An Edifice is a large and complex structure. These imposing buildings were (or are) often worked on for several years (sometimes even eras) and by different parties. Think of the Sagrada Familia in Barcelona!
Edifice is also the name of the latest expansion of the popular 7 Wonders, from Repos Production and Asmodee. In 7 Wonders, players each build their own city and associated wonder, but with the arrival of Edifice, they can jointly work on these Edfices. Is this semi-cooperative approach a great foundation or a ruin?
For players unfamiliar with 7 Wonders, a brief review, from our earlier review:
“7 Wonders is a card game in which players try to collect cards in three eras (rounds) to (among other things) build their city. Collecting cards is done through so-called drafte. At the beginning of an era, each player is dealt 7 cards of that era. From these cards, a player chooses 1 card to build and gives the remaining cards there to the player to his or her left or right (depending on the era). This continues until player gets 2 cards in hand. Players then choose another card and the other card disappears to the discard pile.
By selling cards, you get three coins that can be used to buy resources or goods or to earn victory points. By building, you place cards as buildings in your city. Brown cards produce resources, grey cards produce goods, yellow cards allow you to “trade”, red cards represent military power, green cards mean scientific progress and blue cards provide victory points. In the third era, a number of purple guild cards are also shuffled through the deck, allowing players to complete tasks to earn even more victory points.
To build cards, you sometimes have to “pay” for the raw materials or goods indicated. That means you must have the production lines for these raw materials or goods present in your city. In other words, you must have the right brown and grey cards. If you don’t have enough raw materials, you can possibly “buy” them from your neighbours if they are present in their town by paying coins. Similarly, you can place a card face-down during draftee to build on your monument. Building a monument earns bonuses and victory points.

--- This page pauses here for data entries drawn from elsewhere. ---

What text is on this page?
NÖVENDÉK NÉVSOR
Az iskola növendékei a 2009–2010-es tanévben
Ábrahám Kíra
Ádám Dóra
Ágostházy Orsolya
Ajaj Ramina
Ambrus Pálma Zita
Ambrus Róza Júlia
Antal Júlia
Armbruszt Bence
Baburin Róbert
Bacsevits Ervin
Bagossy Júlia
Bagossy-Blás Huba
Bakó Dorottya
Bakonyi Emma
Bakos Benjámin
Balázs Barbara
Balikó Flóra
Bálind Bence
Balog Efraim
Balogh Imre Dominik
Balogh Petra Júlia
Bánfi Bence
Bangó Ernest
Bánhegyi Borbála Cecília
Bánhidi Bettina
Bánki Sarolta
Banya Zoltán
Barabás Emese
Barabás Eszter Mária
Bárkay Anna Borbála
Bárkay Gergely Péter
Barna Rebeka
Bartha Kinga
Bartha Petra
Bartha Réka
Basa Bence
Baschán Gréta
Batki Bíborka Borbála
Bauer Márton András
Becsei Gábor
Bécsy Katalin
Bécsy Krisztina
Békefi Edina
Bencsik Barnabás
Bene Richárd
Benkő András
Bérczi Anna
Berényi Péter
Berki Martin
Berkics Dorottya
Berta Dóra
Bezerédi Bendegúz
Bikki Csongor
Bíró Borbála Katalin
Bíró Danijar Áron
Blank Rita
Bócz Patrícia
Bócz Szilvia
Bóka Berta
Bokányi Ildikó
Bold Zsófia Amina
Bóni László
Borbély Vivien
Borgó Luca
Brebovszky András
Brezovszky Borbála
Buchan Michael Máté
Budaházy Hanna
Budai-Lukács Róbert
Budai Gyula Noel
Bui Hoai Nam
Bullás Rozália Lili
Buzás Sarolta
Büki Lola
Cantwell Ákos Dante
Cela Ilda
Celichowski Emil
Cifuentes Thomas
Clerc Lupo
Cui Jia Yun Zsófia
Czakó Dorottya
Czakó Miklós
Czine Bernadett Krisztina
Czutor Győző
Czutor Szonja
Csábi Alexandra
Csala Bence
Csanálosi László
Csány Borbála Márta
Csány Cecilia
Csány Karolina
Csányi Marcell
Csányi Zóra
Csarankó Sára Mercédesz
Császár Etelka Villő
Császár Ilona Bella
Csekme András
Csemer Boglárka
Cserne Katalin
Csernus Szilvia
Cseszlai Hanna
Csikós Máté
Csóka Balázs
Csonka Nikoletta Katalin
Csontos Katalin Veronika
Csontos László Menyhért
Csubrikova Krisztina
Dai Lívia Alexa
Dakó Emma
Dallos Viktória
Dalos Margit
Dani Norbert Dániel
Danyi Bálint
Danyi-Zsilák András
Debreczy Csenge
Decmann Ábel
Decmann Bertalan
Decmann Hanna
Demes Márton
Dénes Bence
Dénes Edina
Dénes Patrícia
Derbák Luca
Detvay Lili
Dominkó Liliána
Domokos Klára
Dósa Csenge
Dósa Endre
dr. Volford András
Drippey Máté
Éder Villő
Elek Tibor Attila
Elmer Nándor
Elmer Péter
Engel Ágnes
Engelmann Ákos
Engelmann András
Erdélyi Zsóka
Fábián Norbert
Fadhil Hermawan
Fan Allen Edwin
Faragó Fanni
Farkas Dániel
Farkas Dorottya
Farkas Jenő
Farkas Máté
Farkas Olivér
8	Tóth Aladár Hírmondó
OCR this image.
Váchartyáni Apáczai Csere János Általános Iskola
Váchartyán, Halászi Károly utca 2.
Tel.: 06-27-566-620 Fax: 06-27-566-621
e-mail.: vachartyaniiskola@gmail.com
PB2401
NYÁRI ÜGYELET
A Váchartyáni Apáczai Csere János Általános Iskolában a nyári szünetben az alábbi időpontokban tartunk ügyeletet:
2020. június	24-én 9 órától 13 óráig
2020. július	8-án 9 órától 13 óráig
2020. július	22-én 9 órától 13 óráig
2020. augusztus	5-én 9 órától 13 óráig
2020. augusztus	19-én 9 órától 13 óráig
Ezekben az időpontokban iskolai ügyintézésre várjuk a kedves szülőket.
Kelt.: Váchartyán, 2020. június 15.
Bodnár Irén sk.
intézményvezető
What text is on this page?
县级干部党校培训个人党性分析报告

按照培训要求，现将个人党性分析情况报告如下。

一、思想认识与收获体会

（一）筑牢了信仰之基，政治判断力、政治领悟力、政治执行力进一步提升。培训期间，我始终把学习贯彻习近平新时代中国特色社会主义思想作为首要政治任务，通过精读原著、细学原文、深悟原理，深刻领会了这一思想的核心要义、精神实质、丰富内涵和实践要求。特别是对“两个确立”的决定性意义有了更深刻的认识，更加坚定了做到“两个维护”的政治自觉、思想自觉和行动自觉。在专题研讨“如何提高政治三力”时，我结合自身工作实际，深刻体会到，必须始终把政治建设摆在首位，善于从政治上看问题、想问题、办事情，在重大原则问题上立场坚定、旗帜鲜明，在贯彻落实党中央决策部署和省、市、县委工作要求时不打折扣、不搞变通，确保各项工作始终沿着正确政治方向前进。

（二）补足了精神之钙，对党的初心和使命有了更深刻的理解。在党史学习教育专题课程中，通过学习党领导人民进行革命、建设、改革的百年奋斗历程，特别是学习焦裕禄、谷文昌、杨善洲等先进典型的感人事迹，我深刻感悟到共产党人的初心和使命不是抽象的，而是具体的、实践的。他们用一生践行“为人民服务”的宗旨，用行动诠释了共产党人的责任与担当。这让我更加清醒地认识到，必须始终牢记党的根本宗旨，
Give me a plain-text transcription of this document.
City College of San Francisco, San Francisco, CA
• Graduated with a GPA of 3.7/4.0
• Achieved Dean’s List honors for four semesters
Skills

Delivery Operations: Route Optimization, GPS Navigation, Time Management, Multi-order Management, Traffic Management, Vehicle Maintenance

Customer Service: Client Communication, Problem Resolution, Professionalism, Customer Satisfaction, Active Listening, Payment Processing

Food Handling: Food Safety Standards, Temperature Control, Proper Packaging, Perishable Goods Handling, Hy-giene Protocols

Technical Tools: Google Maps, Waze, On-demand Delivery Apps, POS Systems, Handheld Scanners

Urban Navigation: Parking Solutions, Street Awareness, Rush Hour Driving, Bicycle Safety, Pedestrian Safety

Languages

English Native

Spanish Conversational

At the end of an era, players compare their military power with their immediate neighbours. The player with the most power receives victory points and the player with the least power receives minus points. At the end of the game, players receive points for their monuments, coins, blue buildings, scientific progress, guilds and more. The player with the most points receives everlasting glory!”
Like the game setup of 7 Wonders (each player gets a unique player board and a hand of cards per era), the setup of Edifice is not much more complex than the basic game. Edifice contains 15 different double-sided building cards: five each in of eras I, II and III. For each era, players choose a (random) building card; place these cards project side up in the centre of the table. On each building card, players place 2-5 building miniatures of the relevant era. The amount of figurines used depends on the number of players playing this game.
The course of the game follows the regular rules set of 7 Wonders, but players have a possible extra action they can take during a turn. If you build a level of your wonder during an era, you can pay the cost of the building card for the current era (on top of the cost of the level of your wonder) and take a building miniature from that particular card. If there are no more figures on a building, the card is turned over and players receive the displayed reward. If at the end of the era there is at least one figure left on the card, each player without such a miniature gets the corresponding penalty and possibly even a debt (minus points at the end of the game).
7 Wonders remains a modern classic and this expansion adds another layer without compromising the accessibility or speed of the base game. Edifice brings an interesting new choice to life and gives players extra options for (minus) points. Edifice is a solid (as a rock built house) addition to your collection – just be beware that a slumlord doesn’t steal it from your games cabinet.